2. The method according to claim 1, wherein the QMI instruction comprises one of the following: a wireless data service WDS, a control service CTL, and a device management service DMS.

3. The method of claim 1, wherein transmitting the encapsulated QMI command data to the DIS device comprises:

 The QMI daemon sends the encapsulated QMI instruction data to the NDIS device through an asynchronous mechanism.

4. An uplink data processing method for a mobile broadband device, comprising the following steps:

 The QMI daemon detects the status data from the network driver interface specification DIS device; parses the message type according to the status data, and reports the analysis result to the radio interface layer RIL module of the Android system, where the status data includes at least the following One: status switching data, status conversion data, hot plug event messages.

A data processing method for a mobile broadband device, comprising the downlink data processing method according to any one of claims 1 to 3 and the uplink data processing method according to claim 4.

The method according to claim 5, wherein the method further comprises:

 The QMI daemon is started when the Android system is initialized.

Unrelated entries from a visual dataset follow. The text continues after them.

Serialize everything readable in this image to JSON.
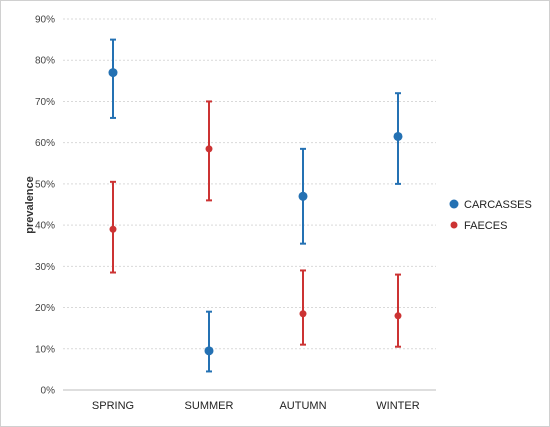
{
  "chart_data": {
    "type": "scatter",
    "title": "",
    "xlabel": "",
    "ylabel": "prevalence",
    "ylim": [
      0,
      90
    ],
    "yticks": [
      0,
      10,
      20,
      30,
      40,
      50,
      60,
      70,
      80,
      90
    ],
    "ytick_labels": [
      "0%",
      "10%",
      "20%",
      "30%",
      "40%",
      "50%",
      "60%",
      "70%",
      "80%",
      "90%"
    ],
    "grid": true,
    "legend_position": "right",
    "categories": [
      "SPRING",
      "SUMMER",
      "AUTUMN",
      "WINTER"
    ],
    "series": [
      {
        "name": "CARCASSES",
        "color": "#2471b3",
        "values": [
          77,
          9.5,
          47,
          61.5
        ],
        "lower": [
          66,
          4.5,
          35.5,
          50
        ],
        "upper": [
          85,
          19,
          58.5,
          72
        ]
      },
      {
        "name": "FAECES",
        "color": "#cc3333",
        "values": [
          39,
          58.5,
          18.5,
          18
        ],
        "lower": [
          28.5,
          46,
          11,
          10.5
        ],
        "upper": [
          50.5,
          70,
          29,
          28
        ]
      }
    ]
  }
}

A driving device for a mobile broadband device, comprising a wireless interface layer RIL module, the driving device further comprising a QMI module and an NDIS driving module connected to the network driving interface specification DIS device, wherein the RIL module is set to be When the function call request of the Android system from the RIL layer is received as a data service and a configuration service, the function call request is sent to the QMI module by using a QMI protocol interface registered in the RIL library; The QMI module is configured to receive the function request from the RIL module, use the QMI daemon to encapsulate the function call request into a corresponding QMI instruction, and send the encapsulated QMI data to the DIS driver module . The driving device according to claim 7, wherein the QMI module comprises:

 a QMI client, configured to provide an interface and encapsulation of the RIL layer, such that the RIL layer invokes the QMI daemon when processing the data service and the configuration service;

 The QMI daemon unit is configured to receive the function call request from the QMI client, and encapsulate the function call request into a corresponding QMI instruction, where the QMI instruction includes one of the following: a wireless data service WDS, Control Service CTL, Device Management Service DMS. The driving apparatus according to claim 8, wherein said QMI daemon unit is further configured to detect status data of said DIS device from said DIS driving module, and parse according to the detected message type of said status data And parsing the result of the parsing to the RIL module, where the status data includes at least one of the following: switching data of the status, conversion data of the status, and hot plug event message. The driving device according to any one of claims 7 to 9, wherein the DIS driving module is configured to register a hook function in a USB communication device type Ethernet control model CDC-ECM driver in the Android system, Implementing the analysis of the control data by the USB CDC-ECM driver, wherein the hook function implements sending and parsing the QMI data in the QMI daemon.